Social justice videomaking has obviously shot to worldwide attention in recent times with the breakout success of the Kony 2012 video, made by American activist group Invisible Children. The viral explosion of awareness the video created has been something of a blessing and a curse for the entire sector, with Engage Media‘s Andrew Lowenthal describing Kony 2012 as “the best and the worst simultaneously” of what digital storytelling can represent: it raised awareness but suffered from authenticity issues.

Lowenthal gave a fascinating presentation on the work Engage Media is carrying out in Indonesia, particularly in training citizen journalists in the techniques and methods of online video production and security.

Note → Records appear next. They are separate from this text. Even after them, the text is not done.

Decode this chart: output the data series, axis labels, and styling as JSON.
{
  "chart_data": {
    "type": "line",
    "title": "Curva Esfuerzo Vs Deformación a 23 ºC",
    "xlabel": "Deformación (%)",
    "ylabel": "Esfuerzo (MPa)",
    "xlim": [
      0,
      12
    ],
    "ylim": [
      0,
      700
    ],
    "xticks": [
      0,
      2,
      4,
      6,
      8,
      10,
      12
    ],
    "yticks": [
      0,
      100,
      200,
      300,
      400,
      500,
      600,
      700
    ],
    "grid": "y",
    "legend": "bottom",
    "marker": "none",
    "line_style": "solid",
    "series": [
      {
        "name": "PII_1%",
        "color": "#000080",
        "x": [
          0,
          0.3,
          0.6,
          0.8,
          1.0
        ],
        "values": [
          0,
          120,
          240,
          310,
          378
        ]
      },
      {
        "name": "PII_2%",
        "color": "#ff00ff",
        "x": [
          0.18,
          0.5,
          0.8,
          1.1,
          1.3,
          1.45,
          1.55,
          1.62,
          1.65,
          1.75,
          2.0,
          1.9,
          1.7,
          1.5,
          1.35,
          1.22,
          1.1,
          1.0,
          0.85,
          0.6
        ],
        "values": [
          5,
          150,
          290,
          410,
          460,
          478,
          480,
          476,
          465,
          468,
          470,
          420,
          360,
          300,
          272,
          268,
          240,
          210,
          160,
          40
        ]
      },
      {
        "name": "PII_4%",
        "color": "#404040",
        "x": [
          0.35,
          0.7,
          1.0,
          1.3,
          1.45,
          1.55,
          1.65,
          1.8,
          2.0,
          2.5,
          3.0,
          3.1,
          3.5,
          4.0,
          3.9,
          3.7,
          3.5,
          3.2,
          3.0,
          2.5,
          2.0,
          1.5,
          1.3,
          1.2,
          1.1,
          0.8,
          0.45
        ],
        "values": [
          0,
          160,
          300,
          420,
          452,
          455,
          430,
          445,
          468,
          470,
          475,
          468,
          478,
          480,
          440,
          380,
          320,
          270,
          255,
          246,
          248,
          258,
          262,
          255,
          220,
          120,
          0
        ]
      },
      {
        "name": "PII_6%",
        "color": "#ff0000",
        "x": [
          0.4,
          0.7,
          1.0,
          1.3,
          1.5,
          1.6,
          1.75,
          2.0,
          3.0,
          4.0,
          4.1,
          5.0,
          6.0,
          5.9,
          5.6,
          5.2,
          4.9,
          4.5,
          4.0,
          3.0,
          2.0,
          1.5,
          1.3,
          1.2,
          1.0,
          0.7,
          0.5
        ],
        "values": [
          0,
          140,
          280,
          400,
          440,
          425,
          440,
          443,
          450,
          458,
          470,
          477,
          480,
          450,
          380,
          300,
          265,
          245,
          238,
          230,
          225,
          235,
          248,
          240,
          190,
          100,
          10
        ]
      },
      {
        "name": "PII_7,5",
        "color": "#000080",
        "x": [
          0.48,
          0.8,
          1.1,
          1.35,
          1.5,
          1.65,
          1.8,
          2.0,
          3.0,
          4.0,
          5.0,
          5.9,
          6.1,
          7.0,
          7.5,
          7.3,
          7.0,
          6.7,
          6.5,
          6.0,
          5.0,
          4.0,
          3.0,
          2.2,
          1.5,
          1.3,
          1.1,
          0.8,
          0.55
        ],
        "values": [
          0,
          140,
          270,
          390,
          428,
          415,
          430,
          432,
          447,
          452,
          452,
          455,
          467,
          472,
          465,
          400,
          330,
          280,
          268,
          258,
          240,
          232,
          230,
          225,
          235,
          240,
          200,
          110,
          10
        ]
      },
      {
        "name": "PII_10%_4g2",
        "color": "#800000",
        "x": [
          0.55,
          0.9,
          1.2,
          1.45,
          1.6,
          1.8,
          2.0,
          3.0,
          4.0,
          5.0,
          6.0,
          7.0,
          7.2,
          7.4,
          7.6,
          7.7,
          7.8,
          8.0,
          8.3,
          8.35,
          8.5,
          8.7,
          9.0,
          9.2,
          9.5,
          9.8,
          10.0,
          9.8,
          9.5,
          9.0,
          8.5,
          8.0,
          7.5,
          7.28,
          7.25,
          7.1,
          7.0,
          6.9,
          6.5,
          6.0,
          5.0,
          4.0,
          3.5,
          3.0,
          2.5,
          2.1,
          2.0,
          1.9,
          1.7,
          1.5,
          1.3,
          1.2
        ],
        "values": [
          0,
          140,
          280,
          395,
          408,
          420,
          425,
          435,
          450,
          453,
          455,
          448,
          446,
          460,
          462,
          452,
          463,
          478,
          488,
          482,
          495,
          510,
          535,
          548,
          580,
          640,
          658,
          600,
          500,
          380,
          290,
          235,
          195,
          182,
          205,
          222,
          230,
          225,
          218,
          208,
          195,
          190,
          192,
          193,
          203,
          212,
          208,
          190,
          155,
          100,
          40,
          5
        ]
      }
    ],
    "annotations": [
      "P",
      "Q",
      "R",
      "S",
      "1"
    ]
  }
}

Engage’s model, he suggests, “is different to a CCD model” because it’s linked to a campaign for particular social justice goals. “It’s not just another sad story about something that’s wrong,” he said.

“I think if you look at growth in core arts funding at a national level, the community arts sector is the only sector that’s got any …”

Scott Rankin is the creative director of Big hART, one of Australia’s most successful companies blending the creative arts and activism for social change community arts companies. He’s sceptical of the entire idea of digital storytelling.

“An organisation like Big hART was set up by a bunch of activists and artists and people who had certain skills … really it’s to do with invisibility, invisible stories that aren’t getting told,” he said. “It’s not really been in love with the numbers game. A small group of friends with a really vivid idea is far more powerful than screeds of participatory art.”

Norm Horton, director of respected Brisbane-based community cultural development organisation Feral Arts, underlines the diversity of digital practice in the community arts and culture sector. “There’s a lot of digitally engaged community practice,” he said, pointing to surprising health in the sector.

“I reckon it’s had a pretty amazing five or six years, given what happened in 2005,” he said, referring to the abolition of the CCD board by the Australia Council. “I think if you look at growth in core arts funding at a national level, the community arts sector is the only sector that’s got any, and through the Community Partnerships program it’s got a hell of a lot more engagement with other artform boards, so I think the next thing is how it can meaningfully connect with other sectors.”

But keeping community practice on the policy agenda is always a challenge. Horton points out Arts Minister Simon Crean’s discussion paper for the National Cultural Policy largely neglects community cultural development.

“We were really very disappointed when the discussion paper came out without any reference to the community arts and cultural development sector. It was really disappointing because the policy framework that was put forward spoke to the sector’s strengths, so clearly the sector is still invisible … in lots of ways, you’d hope that at least there’s an understanding at the policy level of the expertise of the sector,” he said.

“Let’s be honest, growth for core arts funding seems to be an impossible mission.” On the other hand, when businesses and philanthropists engage with culture, they often demand community outcomes. “The philanthropic sector investment has oriented itself much more to community-based outcomes than mainstream arts practice,” Horton said.

“Now, how that plays out with the community arts and cultural development sector is going to be critical. Is there some collaborative relationship between the sectors, is there a buy-in of expertise, or do they just want to set up their own versions of it?”